The above commentary is mine of course, and not part of my earnings review below, but the two do appear to be blending. Maybe I need to step back and look for bias in my reporting, or maybe a 38% increase in earnings isn't the whole story.

As of last night we had 24.9% of the Q2 earnings reported. So far, the Q2 2010 earnings results are encouraging at first glance. Based on the issues that have actually reported, earnings are 14.5% ahead of estimates, with 65.8% of the issues beating their estimate. Sales, however, are a different story. While 73.4% of the issues have beaten their sales estimate, the "beat" is only slight, with the overall aggregate sales coming in 4.4% ahead of estimates - far less than the 14.5% for earnings. The earning growth over last year's Q2 2009 is equally impressive, with earnings 38.4% ahead (excluding Citigroup which had a massive loss last year), but sales are a disappointing 6.7% ahead. Anyway you cut it - sales just aren't cutting it.

I believe comparisons should focus on quarter-over-quarter results to determine the recovery's progress, as well as the underlying momentum of the economy. And since I believe jobs are number one, and given that companies are generally in good financial shape with excess cash so they can ride out any short term disruption, I look to sales as a future indicator. On this basis, earnings are running ahead of Q1 2010, but sales are flat, and that's the problem. It's great that companies have improving earnings, but those improvements are due to high margins, which were the product of cost cuts - specifically job reductions, the very thing that we need to improve now. Until companies and consumers start to spend more, the job front will not get better, but they won't spend more until they believe things are getting better. The stimulus programs were suppose (d) to jump start the economy and break the downward cycle by convincing both groups that better times were here. But so far we're not seeing the sales or the jobs; but earnings are good, at least for now.

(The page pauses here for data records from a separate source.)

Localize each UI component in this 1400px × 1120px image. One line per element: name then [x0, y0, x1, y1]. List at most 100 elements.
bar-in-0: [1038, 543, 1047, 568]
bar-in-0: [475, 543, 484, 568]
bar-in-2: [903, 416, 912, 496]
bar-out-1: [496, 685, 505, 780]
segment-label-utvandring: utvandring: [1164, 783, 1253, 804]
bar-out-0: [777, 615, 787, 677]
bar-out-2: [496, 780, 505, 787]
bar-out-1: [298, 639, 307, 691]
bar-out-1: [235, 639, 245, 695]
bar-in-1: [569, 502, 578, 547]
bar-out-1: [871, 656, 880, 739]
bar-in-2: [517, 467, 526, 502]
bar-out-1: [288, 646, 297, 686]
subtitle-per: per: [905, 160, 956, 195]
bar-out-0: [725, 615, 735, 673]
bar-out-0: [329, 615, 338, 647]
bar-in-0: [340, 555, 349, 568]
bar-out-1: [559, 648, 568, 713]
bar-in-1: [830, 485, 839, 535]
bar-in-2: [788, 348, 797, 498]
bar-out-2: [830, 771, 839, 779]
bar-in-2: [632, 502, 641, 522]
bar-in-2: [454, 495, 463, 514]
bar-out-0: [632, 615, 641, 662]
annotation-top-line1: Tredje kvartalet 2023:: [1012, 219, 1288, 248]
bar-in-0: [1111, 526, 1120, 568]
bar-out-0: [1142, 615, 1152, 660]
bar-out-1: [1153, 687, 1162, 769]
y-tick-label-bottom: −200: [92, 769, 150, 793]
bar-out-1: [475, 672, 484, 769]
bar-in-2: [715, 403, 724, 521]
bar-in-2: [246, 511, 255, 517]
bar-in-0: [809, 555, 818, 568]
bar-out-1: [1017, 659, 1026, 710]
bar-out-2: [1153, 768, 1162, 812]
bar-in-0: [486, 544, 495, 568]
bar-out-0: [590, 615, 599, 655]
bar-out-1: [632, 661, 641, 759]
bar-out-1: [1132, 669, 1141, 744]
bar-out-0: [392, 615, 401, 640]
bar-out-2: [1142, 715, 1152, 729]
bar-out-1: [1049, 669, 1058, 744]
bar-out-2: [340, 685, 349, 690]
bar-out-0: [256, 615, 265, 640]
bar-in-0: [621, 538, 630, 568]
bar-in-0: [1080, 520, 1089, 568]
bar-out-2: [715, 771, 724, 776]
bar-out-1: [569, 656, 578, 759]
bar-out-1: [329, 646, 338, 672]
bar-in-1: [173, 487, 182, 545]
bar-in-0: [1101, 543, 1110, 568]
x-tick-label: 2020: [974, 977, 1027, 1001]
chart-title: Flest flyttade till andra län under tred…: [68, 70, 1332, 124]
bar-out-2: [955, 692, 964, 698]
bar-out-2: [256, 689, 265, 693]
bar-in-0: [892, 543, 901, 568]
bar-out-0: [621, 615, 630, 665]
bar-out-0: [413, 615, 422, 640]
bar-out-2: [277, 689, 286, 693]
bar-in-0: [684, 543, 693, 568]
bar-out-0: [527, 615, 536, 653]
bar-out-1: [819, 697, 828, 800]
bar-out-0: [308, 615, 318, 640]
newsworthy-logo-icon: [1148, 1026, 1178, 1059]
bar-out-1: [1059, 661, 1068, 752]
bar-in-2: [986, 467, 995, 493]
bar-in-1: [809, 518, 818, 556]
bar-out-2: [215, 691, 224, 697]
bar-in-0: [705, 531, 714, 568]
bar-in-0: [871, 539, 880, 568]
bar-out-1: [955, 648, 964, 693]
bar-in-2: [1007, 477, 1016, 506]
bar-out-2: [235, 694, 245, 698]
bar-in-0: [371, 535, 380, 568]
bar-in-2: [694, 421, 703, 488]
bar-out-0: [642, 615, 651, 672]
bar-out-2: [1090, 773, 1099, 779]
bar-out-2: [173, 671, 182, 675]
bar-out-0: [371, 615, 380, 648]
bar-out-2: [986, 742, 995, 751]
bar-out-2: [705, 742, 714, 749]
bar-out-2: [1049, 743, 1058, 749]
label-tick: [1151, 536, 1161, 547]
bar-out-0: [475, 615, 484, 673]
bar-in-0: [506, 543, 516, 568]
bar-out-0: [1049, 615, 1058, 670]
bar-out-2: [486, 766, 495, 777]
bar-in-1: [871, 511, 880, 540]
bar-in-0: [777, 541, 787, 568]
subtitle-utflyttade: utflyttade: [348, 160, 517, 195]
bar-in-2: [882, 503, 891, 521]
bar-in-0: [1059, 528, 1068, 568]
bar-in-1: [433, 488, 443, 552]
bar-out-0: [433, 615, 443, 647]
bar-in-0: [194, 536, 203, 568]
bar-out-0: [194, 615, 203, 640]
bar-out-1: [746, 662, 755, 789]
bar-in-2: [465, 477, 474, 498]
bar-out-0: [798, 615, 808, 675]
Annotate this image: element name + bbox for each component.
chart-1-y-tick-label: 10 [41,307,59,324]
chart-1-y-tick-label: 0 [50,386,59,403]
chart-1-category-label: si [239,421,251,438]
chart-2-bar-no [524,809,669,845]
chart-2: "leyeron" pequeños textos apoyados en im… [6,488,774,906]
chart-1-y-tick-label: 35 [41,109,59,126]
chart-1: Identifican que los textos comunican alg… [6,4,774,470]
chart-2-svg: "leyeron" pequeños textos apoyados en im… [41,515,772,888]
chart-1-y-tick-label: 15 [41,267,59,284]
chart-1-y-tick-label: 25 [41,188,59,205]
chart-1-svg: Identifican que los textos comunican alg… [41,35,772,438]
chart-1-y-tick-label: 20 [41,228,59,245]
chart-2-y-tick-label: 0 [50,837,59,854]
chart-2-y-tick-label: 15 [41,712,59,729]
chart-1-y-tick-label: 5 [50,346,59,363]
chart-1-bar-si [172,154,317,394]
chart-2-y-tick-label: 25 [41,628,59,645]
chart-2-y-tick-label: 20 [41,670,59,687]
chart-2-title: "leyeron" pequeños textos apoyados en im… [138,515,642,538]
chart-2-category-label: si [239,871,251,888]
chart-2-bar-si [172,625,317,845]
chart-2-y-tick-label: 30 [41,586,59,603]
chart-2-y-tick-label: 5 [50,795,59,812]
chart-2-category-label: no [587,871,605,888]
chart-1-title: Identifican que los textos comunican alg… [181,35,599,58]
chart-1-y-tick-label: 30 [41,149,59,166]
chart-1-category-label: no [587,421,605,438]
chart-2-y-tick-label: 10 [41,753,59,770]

I read on Bloomberg.com that investors are becoming more sanguine about the market's prospects, as indicated by the narrowing of risk spreads on corporate bonds. But this view is contradicted by the latest data on the spread between BAA bonds and 10-Yr Treasuries.

With the 10-Yr yielding less than 3% and BAA bonds yielding almost 6%, the spread (blue line on the chart below) is now 3.04%, which means that investors require almost 3% more in yield in order to assume the risk of owning BAA bonds, compared to the 10-Yr.

BAA-TNX Spread and SPX

That blue line, at 3.04% is in the 93rd percentile of all readings going back to 1962.

Readings of >3% on that spread tend to be associated with good cyclical buying opportunities in the stock market. (Note how the SPX (red line above) tends to rally off spikes on the blue line.) On the other hand, we could see this spread widen toward 4% before another top forms, or, in a new crisis, toward 6%.

If the job market fails to strengthen, then growth prospects will continue to wane, and if growth prospects continue to wane, then earnings will not be able to sustain positive growth, and if earnings growth heads south, then the stock market will be doing likewise.

There are a lot of lines on a lot of charts (e.g., the EM Ratio, wages as a % of GDP, and the BAA - TNX yield spread) that need to change directions and levels in order for the environment to be ripe for a sustained cyclical bull market.

The stock market is cheap relative to earnings at the moment. The question is whether these earnings are sustainable, or if the economy and financial system that underpin those earnings are headed for another fall.